Chatting awkwardly in English in the cafe, Eun-hee asks Ryohei what he does for a living to which he jokingly replies that he “lies”. His job is, in essence, to make things up – he’s a novelist, albeit one with only a single book to his name. Eun-hee laughs and says she’s same, only she’s an actress, and like Ryohei she is not yet famous or even particularly successful. In fact, Eun-hee has been giving the performance of her life off stage where lying has become something of a bad habit. Though she had told Hyun-oh about her relationship with Woon-chul, even explaining that he was a married man, it appears that perhaps she hadn’t been sharing the whole truth with either man. Needless to say, her taste in men has not served her well and the choice between the petty and self obsessed Hyun-oh and the possessive, persistent and obsessive Woon-chul may not be worth making.
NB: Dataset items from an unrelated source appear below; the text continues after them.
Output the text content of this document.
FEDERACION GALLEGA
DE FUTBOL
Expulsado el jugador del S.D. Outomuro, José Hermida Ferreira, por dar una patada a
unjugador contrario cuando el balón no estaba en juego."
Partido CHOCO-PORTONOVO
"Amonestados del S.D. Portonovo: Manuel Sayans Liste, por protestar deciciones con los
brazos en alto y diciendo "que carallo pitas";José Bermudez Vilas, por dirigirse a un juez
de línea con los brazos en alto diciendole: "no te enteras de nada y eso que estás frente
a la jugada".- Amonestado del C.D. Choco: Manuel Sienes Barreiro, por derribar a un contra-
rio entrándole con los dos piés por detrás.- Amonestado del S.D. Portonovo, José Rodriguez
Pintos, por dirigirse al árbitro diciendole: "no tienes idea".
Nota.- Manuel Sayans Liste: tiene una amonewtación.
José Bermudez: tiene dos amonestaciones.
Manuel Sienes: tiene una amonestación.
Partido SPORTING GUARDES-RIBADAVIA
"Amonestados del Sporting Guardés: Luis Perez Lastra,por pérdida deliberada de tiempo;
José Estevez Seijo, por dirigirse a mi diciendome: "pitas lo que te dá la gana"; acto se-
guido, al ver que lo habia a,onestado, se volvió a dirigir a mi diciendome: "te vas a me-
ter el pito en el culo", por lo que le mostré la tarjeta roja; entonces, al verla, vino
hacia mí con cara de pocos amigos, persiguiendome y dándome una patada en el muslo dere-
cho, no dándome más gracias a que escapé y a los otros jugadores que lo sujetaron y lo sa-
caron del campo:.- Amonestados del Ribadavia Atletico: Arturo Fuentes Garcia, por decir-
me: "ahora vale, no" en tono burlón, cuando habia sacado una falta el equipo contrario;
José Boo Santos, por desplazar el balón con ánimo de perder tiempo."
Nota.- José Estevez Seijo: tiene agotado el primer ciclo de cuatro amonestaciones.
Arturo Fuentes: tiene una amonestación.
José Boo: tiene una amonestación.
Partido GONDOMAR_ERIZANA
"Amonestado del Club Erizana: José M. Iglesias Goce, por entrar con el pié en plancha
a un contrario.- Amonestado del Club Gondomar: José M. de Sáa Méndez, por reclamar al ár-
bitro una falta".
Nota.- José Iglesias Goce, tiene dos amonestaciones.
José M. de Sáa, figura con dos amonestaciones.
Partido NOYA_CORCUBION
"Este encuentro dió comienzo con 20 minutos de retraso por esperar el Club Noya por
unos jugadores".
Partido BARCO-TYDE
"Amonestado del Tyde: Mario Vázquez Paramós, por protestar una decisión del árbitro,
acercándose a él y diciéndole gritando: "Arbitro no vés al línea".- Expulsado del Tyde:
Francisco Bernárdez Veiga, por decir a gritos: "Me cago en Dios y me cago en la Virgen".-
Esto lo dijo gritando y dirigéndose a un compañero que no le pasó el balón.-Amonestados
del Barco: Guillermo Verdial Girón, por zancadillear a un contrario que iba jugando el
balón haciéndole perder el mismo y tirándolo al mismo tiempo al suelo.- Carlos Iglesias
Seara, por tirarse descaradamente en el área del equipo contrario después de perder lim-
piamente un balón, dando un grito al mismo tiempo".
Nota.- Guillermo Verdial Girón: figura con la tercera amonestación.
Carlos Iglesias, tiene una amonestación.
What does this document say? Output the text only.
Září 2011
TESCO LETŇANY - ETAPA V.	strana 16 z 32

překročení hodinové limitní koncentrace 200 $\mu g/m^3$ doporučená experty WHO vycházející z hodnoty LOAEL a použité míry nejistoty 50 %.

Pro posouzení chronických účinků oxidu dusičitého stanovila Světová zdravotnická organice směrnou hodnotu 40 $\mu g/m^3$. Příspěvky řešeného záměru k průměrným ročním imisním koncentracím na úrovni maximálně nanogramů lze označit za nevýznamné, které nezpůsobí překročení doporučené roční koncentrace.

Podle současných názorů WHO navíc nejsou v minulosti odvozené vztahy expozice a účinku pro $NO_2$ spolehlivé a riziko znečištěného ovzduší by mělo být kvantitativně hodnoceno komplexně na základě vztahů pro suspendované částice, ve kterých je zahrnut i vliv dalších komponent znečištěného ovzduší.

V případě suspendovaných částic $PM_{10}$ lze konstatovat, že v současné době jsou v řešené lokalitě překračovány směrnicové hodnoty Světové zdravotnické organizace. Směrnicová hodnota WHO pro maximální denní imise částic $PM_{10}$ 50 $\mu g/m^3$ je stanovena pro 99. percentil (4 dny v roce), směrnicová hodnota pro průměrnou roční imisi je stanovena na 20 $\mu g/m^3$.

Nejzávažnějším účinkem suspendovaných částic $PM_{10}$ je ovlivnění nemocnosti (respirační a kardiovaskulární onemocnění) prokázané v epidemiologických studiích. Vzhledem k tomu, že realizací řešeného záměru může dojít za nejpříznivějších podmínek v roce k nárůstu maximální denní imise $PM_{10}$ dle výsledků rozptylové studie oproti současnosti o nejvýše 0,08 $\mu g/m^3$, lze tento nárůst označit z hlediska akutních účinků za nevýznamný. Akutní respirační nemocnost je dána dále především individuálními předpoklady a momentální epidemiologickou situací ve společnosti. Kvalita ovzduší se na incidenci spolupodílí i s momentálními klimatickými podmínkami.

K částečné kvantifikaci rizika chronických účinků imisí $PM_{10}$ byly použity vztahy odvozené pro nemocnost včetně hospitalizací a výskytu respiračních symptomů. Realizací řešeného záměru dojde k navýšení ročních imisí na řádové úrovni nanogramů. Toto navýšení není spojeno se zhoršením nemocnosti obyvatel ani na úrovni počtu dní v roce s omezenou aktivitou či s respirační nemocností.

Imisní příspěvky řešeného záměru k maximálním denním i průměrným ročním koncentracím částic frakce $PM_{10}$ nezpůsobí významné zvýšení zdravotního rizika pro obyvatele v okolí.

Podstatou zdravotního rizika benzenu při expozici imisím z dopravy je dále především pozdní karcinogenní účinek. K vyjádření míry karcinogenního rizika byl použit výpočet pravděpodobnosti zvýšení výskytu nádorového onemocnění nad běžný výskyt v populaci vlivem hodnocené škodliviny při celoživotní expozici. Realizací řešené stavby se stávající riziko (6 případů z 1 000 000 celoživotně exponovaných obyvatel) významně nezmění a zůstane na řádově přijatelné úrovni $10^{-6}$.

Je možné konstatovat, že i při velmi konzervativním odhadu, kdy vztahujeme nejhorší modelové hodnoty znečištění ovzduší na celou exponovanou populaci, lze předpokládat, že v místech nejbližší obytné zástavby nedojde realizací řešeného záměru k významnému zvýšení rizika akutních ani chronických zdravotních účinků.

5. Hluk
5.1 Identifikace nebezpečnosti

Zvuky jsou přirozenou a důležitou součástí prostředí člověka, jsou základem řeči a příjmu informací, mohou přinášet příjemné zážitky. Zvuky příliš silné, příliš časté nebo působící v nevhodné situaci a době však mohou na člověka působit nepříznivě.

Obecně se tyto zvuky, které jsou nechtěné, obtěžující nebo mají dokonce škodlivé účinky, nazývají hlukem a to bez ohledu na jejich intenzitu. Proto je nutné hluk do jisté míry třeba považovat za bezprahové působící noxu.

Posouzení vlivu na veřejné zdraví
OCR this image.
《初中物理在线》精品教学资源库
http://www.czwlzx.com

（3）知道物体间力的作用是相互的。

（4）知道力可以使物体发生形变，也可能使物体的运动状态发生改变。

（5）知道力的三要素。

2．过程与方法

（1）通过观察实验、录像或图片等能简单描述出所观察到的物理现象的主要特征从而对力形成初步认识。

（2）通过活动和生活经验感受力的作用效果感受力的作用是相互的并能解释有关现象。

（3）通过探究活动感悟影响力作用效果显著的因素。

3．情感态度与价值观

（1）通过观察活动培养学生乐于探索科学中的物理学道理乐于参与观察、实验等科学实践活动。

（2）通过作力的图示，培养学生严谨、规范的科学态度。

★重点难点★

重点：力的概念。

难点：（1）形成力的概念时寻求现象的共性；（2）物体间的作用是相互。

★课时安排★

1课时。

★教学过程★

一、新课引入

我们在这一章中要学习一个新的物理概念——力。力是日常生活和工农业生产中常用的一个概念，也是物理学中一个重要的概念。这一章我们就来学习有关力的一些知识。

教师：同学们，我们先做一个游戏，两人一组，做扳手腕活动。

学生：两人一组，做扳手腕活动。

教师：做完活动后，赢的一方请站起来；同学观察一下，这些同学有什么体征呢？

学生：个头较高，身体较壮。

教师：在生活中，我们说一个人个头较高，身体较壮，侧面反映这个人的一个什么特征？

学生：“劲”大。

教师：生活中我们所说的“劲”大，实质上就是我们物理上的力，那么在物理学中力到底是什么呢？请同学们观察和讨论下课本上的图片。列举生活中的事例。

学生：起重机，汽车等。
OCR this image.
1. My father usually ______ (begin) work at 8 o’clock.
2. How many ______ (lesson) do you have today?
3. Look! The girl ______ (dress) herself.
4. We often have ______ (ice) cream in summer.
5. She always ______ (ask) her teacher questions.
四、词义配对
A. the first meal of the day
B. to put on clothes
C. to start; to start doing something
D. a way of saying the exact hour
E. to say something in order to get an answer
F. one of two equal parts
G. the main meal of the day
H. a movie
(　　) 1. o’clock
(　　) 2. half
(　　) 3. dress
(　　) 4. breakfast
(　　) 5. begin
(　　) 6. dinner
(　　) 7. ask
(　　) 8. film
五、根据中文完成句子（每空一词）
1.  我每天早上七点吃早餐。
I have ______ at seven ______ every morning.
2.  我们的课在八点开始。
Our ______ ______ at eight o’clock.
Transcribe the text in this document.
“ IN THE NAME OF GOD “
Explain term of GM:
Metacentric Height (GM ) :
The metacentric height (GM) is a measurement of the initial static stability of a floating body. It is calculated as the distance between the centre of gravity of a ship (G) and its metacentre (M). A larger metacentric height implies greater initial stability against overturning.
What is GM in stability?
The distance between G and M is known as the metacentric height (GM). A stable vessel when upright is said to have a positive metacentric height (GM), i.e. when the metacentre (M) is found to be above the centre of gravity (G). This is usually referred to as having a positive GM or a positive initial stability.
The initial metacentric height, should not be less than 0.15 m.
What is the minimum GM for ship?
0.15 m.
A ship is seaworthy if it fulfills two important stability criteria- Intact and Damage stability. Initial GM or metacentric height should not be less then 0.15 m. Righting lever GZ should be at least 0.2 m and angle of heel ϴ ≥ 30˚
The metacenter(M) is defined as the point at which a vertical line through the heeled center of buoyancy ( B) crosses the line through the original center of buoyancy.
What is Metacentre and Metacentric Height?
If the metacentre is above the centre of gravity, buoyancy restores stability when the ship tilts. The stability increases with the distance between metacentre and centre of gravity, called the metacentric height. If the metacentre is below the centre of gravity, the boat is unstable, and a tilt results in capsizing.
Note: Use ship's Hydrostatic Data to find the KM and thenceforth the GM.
If Eun-hee’s romantic difficulties undermine her sense of self confidence, Ryohei gets a professional dressing down from a bilingual journalist (Choi Yu-hwa) who claims to be a fan of his work but has serious questions about his approach to character. Why, she asks him, does he create such violent and sadistic scenarios and then allow his characters to suffer within them. If the writer is god, does he not owe it to his creations to show a little benevolence? Ryohei is a put out to receive such an underhanded criticism during an interview, especially as he doesn’t consider himself to be a cruel person, but now realises that perhaps his world view is a little bleaker than he’d previously thought.

Both having experienced one of those days which throw everything else into stark relief, the pair run into each other again at twilight in the picturesque Namsan Park. Eun-hee revisits the opening monologue from her play, now managing to breathe life into the lines informed by her recent experiences, before reuniting with Ryohei and making another surprising suggestion – that they set off on a long walk along the park trail which she has never managed to complete. The opening narration from Ryohei told us that he’d been dreaming a lot of his home town and had, unusually, come up with a story idea whilst travelling. Smarting from the criticisms of the journalist and realising many of the characters he’s denied a happy ending to are slightly lost, essentially nice women just like Eun-hee, Ryohei decides that it’s time to make an exception. He imagines the same place he is right now, only it’s snowing and a woman is looking nervously back along the path. This time there is no need to worry, he doesn’t know all the details yet, but this woman is definitely going to be happy, at least someday.

Featuring a light jazz score and indie-style straightforward direction, Worst Woman recalls both the distant irony of Hong Sang-soo and other recent cross-cultural romances such as A Midsummer’s Fantasia (which also starred leading man Ryo Iwase) and Hong’s own Hill of Freedom. A tale of city serendipity, the film makes use of constant reoccurring motifs from coffee shops and national parks to professional insecurity and confused relationships but even if Eun-hee has been playing the role of herself with both of the men in her life, her connection with Ryohei seems to have a more authentic quality. Light yet poignant and filled with sophisticated comic touches, Worst Woman is a delightful late summer romance which ends on a refreshingly upbeat, open ended, note careful to leave the door open for these two frustrated artists to make the best of their worst day.


Reviewed at the 2016 London East Asia Film Festival.